I always find myself holding my breath as I approach the final pages of novels. If they’ve been good, I’m afraid the writer will let me down – the ending will be too neat or sentimental or vague. I should have known, though, not to worry about what would happen at the end of “Everything.” Canty is a master of wrapping things up. At the end of one of his earliest stories, a young woman shoots a drunk who has been terrorizing her boyfriend and her. After dumping the body in the Atlantic, the woman knows she and her boyfriend will never be able to look at each other the same way again. As they drive home, they run over an empty grocery sack. “The bag,” Canty writes, “is crushed under the wheels, with a loud surprising sound, then left behind them in the road. That’s it, Tina thinks. That’s it exactly.”
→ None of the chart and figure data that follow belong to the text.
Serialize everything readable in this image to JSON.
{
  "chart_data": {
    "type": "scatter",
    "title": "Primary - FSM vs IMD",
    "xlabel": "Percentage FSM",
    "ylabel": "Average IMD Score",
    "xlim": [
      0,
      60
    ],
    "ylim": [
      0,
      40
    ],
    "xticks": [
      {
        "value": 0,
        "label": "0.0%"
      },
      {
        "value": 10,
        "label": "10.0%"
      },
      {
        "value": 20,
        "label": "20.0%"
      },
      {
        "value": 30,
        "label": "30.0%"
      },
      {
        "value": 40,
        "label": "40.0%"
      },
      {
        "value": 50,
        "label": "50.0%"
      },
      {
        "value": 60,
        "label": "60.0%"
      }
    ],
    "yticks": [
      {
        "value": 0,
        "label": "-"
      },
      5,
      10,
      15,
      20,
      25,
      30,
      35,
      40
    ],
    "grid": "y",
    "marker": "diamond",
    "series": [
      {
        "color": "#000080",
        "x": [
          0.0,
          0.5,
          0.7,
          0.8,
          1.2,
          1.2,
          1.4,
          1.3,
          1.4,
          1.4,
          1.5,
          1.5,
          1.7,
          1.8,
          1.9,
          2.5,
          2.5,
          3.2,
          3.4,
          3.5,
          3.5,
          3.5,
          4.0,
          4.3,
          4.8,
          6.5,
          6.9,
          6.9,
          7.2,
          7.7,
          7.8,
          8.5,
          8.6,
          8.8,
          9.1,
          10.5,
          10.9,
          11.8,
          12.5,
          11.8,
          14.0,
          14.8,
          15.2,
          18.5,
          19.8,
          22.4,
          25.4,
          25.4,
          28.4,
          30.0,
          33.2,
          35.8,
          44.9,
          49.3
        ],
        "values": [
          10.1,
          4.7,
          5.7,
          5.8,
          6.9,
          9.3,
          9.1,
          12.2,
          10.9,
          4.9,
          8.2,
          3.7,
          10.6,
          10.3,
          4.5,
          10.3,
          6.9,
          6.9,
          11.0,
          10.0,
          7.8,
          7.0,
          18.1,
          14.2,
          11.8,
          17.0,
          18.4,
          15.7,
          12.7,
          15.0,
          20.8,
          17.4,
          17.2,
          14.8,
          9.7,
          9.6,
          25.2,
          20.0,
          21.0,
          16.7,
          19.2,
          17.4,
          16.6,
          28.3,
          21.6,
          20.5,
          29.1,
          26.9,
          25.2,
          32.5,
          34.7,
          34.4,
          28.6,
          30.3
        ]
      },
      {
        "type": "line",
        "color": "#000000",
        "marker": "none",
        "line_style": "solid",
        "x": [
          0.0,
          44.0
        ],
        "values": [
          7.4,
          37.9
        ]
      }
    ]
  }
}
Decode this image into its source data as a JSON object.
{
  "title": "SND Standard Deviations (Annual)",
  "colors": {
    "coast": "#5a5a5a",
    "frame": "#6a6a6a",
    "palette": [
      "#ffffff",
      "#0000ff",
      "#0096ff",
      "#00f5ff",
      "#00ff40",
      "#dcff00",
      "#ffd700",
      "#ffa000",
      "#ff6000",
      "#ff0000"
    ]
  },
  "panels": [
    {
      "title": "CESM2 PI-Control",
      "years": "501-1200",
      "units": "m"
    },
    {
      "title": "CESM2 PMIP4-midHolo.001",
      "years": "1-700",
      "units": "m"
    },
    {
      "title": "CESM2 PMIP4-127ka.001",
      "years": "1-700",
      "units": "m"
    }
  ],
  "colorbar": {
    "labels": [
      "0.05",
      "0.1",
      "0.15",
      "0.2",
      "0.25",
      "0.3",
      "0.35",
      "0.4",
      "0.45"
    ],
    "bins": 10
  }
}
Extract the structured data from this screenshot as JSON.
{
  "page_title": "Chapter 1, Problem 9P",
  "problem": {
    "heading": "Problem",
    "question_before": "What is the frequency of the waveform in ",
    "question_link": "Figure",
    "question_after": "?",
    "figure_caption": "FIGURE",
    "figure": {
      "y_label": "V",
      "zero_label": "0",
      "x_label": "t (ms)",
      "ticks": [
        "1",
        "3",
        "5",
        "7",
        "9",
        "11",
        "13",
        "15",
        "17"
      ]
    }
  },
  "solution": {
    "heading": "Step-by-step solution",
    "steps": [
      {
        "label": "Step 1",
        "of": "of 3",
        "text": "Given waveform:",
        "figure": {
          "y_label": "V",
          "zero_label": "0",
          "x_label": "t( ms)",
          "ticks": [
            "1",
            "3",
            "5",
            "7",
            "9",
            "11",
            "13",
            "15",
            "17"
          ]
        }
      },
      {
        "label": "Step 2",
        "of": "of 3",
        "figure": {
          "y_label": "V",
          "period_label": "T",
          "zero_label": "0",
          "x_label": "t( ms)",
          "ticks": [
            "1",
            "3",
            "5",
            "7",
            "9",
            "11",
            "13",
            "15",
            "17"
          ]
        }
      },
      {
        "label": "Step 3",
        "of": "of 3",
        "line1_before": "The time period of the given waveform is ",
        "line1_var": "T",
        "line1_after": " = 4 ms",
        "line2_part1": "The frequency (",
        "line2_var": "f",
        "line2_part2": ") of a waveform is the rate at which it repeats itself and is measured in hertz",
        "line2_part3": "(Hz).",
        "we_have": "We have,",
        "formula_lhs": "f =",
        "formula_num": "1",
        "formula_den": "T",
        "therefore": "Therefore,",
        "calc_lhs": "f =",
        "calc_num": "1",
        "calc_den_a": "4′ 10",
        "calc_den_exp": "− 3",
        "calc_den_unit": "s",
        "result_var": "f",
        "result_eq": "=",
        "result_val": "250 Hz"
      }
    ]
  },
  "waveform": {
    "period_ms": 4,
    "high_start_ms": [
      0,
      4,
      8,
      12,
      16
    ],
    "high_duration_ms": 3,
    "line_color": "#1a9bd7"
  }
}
It’s not that RL, Layla, Edgar or June do anything so unexpected at the end of “Everything,” but they all become emotionally engaged with one another instead of just with their various romantic interests. There’s a confrontation, a fight and finally, for most of them, laughter about the mess they’ve made of everything: “The laughter feeds on itself unwholesome like the laughter at a funeral or accident but still contagious and after a minute of this, of giggle and calm and then the laughter bursting forth again, Layla herself joins in.” Unlike the endings to much of Canty’s previous work, the last pages are filled with hope. Yet Canty isn’t ignorant of the lives the characters still have to live, of the mistakes they still have to make. When I arrived at the end of “Everything,” I, too, thought: That’s it. That’s it exactly.

Vendela Vida is a founding editor of The Believer. Her third novel, “The Lovers,” has just been published.